The man who first pushed for the creation of a national football centre in the late Nineties has preached patience if England are to reap the long-term benefits of the new St George’s Park.
Former Leeds United and Sheffield Wednesday manager Howard Wilkinson was yesterday at the opening of the new £105m St George’s Park in Burton upon Trent.
Hailed as “key to the future of English football” by FA chairman David Bernstein, the 330-acre site houses training facilities along with sports-science, rehabilitation and accommodation.
All England’s 24 teams, from the seniors through to the junior boys and girls squads, will be based at the complex and make use of the 11 full-size training pitches. An exact replica of Wembley has also been built, to be used exclusively for Roy Hodgson’s men.
Yesterday, St George’s Park was given a Royal seal of approval when the state-of-the-art complex was formally opened by the Duke and Duchess of Cambridge.
It marked the fulfilment of a vision first put forward by Wilkinson, when the FA technical director, in 1998.
Speaking to the Yorkshire Post last night, the 68-year-old said: “It would have been better to have been built 10 years earlier but we can’t look back.

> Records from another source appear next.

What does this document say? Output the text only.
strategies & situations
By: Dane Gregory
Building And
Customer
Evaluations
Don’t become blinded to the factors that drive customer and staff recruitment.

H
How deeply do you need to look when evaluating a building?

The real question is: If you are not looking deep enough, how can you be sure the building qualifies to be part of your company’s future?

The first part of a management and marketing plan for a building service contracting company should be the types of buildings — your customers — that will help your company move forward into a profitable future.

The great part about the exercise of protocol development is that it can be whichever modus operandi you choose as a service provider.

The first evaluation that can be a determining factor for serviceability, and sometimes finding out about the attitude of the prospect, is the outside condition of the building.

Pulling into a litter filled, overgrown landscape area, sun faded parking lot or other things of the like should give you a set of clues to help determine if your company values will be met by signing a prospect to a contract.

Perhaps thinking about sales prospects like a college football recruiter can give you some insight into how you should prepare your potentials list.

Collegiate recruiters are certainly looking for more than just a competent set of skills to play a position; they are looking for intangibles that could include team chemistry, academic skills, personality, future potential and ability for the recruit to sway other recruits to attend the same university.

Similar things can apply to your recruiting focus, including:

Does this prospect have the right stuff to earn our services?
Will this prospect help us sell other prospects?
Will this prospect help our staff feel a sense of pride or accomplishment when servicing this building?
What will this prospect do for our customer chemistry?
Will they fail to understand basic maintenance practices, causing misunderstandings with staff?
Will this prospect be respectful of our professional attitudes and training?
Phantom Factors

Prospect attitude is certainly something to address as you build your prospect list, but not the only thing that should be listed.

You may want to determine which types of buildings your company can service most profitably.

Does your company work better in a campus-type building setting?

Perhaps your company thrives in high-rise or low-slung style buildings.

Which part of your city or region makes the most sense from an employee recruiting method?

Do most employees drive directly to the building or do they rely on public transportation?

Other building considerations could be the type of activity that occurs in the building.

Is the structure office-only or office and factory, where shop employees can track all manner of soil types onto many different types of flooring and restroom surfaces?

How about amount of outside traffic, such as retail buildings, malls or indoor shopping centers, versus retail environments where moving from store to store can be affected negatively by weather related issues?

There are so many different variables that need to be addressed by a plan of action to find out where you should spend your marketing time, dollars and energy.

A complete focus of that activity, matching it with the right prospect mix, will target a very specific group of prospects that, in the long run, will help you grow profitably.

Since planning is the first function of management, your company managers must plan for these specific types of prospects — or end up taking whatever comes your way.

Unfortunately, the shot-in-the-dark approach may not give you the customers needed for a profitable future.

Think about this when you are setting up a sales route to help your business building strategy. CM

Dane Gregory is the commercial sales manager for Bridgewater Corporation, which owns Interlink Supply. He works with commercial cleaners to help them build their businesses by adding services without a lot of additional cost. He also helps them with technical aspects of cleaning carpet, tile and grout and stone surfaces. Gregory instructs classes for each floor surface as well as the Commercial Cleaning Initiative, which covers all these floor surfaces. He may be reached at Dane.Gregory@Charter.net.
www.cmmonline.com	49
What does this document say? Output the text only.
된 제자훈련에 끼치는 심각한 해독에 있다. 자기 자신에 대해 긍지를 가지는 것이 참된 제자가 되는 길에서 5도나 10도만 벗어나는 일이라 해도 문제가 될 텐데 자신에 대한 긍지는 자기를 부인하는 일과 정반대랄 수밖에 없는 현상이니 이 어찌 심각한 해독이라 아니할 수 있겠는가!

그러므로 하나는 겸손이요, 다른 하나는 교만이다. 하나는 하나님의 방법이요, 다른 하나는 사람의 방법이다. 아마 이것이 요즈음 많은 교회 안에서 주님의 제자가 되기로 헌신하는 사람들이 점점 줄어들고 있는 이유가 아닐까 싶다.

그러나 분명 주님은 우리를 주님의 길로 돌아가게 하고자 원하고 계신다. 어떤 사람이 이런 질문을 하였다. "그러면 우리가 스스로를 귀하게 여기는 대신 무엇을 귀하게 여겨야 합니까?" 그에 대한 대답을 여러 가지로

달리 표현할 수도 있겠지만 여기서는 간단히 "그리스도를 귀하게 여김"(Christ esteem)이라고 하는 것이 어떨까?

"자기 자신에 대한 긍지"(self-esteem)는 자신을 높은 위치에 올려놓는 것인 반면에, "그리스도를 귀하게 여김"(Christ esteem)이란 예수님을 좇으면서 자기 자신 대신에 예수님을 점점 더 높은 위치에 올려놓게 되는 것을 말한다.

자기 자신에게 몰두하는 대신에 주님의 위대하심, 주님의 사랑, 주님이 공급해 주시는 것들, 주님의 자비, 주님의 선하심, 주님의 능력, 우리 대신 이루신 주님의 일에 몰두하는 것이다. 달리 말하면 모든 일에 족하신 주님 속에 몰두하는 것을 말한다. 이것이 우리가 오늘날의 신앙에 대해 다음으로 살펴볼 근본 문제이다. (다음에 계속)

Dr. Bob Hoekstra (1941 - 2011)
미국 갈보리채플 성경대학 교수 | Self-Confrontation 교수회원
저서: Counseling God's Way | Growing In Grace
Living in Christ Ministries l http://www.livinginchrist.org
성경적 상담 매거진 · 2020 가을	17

“We are where we are and must make the most of this fantastic facility.
“St George’s Park has got just about everything I planned to include when I got the previous architect in to draw up those first plans.
“I would say it has to be the best in the world, even if it is a shame that we are 10 years down the line compared to where we could be.
“Now, we have only 30 per cent of the players in the Premier League being English and that is ground that we have lost,” added Wilkinson.
The Park represents the FA emulating several of their European counterparts in making a long-term investment in trying to improve standards across the game.
Both France and Spain went on to enjoy World Cup and European Championship success after building similar facilities in Clairefontaine and Madrid respectively.
Germany, too, responded to flopping at Euro 2000 by launching an overhaul of their own set-up and are now regarded to be one of the most exciting sides in the world.
Speaking about the FA’s new centre, Wilkinson added: “Spain have been going down this road for 20 years and we all know how well they have done lately.
“Germany did something similar 10 years ago and have seen the results in recent seasons. France may have lost their way recently but they also took a decision to make big changes and reaped the rewards.
“What we are looking at achieving now is more coaches in our game and better coaches. And, hopefully, better quality players getting their opportunity in the Premier League.
“It sounds simple, doesn’t it? But we will have to be patient before the effect starts to come through.
“And for that to happen, we need strong leadership and the right people involved. The FA must back this initiative fully and keep their eyes on the ball.
“They can’t afford to be put off by any criticism that may come their way. We have to see the job through.”
Yesterday’s formal opening brought to an end a saga that had dragged on for more than a decade.
The site was bought in February, 2001, for £2m and planning permission granted four months after with a view to the centre opening two years later.
Doubts first emerged when Wilkinson left his role as the FA’s technical director in 2002 and the scheme was eventually mothballed amid the need to redirect funds to the rebuilding of Wembley in 2004.
The plans were not resurrected for another four years and after the new national stadium had been built.
Speaking yesterday at Burton, FA chairman David Bernstein echoed the comments of Wilkinson.
Bernstein said: “It is a momentous day in our history. What has been achieved here is breath-taking. It is an inspirational training base for all our national teams and for coaches an Oxbridge of football.
“We expect to get a huge amount out of this, probably first and foremost the development of more and better coaches.
“We have good coaches in this country, but we need many many more and this will be a centre driven to produce better coaching.
“It is a multi-faceted site, but it should make a huge impact on English football over a period a time.”
Long before joining the FA in the wake of his departure from Leeds in 1996, Wilkinson had been an advocate of the need for top quality training facilities to help talent blossom.
At Elland Road, he oversaw the club’s move in the mid-Nineties to the club’s current Thorp Arch training base from the Fullerton Park pitches that used to sit behind the West Stand and are now a car park.
He also overhauled United’s youth set-up, including the setting-up of an Academy in which youngsters stayed in accommodation on site.
The changes paved the way for the likes of Harry Kewell, Jonathan Woodgate, Alan Smith and Ian Harte to come through the ranks.
Wilkinson added: “In many respects, Thorp Arch was the baby of this. It was Leeds United’s answer to the Premier League and Sky coming along.
“We could see that the increased money would mean big signings coming in from abroad so if the club was going to compete then we had to produce our own youngsters,” said Wilkinson.
“What we did at Thorp Arch with the pitches, the accommodation and the schools gave us a structure to get youngsters in there and develop them.”